Stian de Witt, CFP®, Executive Head of Financial Planning at NMG Benefits
‘Wills are only for married people.’ ‘You only need a will when you earn a certain amount’. ‘My family knows what my wishes are’. ‘I’m too young to have a will’. These are just some of the popular conceptions about wills. Problem, is, they’re all myths – and they’re causing unnecessary distress when people die without a valid will in place.
According to recent research, it’s estimated that more than a third of South Africans who die every year don’t have a will. If you die without a will, your estate will be wound up by a state-appointed executor. This is a long and drawn-out process, and the assets from your estate will not be in line with what you wanted. This can also cause disputes among family members.
“We often think of wills and estate planning as something for old people. But the reality is that unexpected death, disease or injury can occur at any time. To leave a legacy for your family, you must plan and make deliberate decisions to ensure your loved ones are provided for after your death, and that your assets are distributed the way you want them to,” says Stian de Witt, CFP®, executive head of financial planning at employee benefits firm NMG Benefits.
What is a will?
A will is a legal document that states how you want your assets distributed after your death. It includes your portfolio of property, money, and personal possessions. It also can specify how you want your debts and taxes to be paid, who should take care of your children, and even if you want to be cremated or buried.
There are five things every South African should know about a will, says de Witt.
It’s easy to draw up
Drawing up a will doesn’t have to be a complicated or expensive process. You simply have to be of sound mind and legal age, and you must sign your will in the presence of a witness who is not a beneficiary of your estate.
You must update it regularly
Your will must reflect your circumstances and life changes – like new family members or changed marital status. Updating your will ensures that your assets are distributed according to your wishes and avoids disputes that can arise after your death.
Choose an executor
An executor is a person who manages your estate and ensures your assets are distributed according to your wishes. An executor should be someone you trust, and who has the skills and knowledge to carry out the duties of an executor. They will be responsible for paying any outstanding debts, compiling and filling out your final tax returns, and ensuring the fair distribution of your assets to your beneficiaries in accordance with your will.

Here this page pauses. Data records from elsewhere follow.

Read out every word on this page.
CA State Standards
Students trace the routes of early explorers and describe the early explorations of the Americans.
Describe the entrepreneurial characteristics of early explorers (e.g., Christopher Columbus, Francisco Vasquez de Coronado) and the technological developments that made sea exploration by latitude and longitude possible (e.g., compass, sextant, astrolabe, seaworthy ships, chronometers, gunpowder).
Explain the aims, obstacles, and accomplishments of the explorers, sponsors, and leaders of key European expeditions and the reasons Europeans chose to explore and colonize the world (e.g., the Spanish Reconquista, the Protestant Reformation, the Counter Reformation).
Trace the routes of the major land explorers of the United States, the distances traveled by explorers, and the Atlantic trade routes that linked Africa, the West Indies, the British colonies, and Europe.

Consider setting up a trust
If you have minor children, you should consider setting up a trust to look after them, says de Witt. A trust is a legal entity that holds and manages assets for beneficiaries. It can minimise your estate tax, while ensuring your loved ones are provided for.
Inform your family about your wishes
To help avoid any confusion after your death, talk to your family. This will help them make decisions and prepare for their own financial futures. It also gives your family peace of mind that your estate will be settled swiftly.
Talk to a financial advisor
Consulting a financial advisor will help you ensure your will is comprehensive and is part of your holistic estate plan. Your advisor will also be able to advise you on important considerations to think about, depending on your circumstances.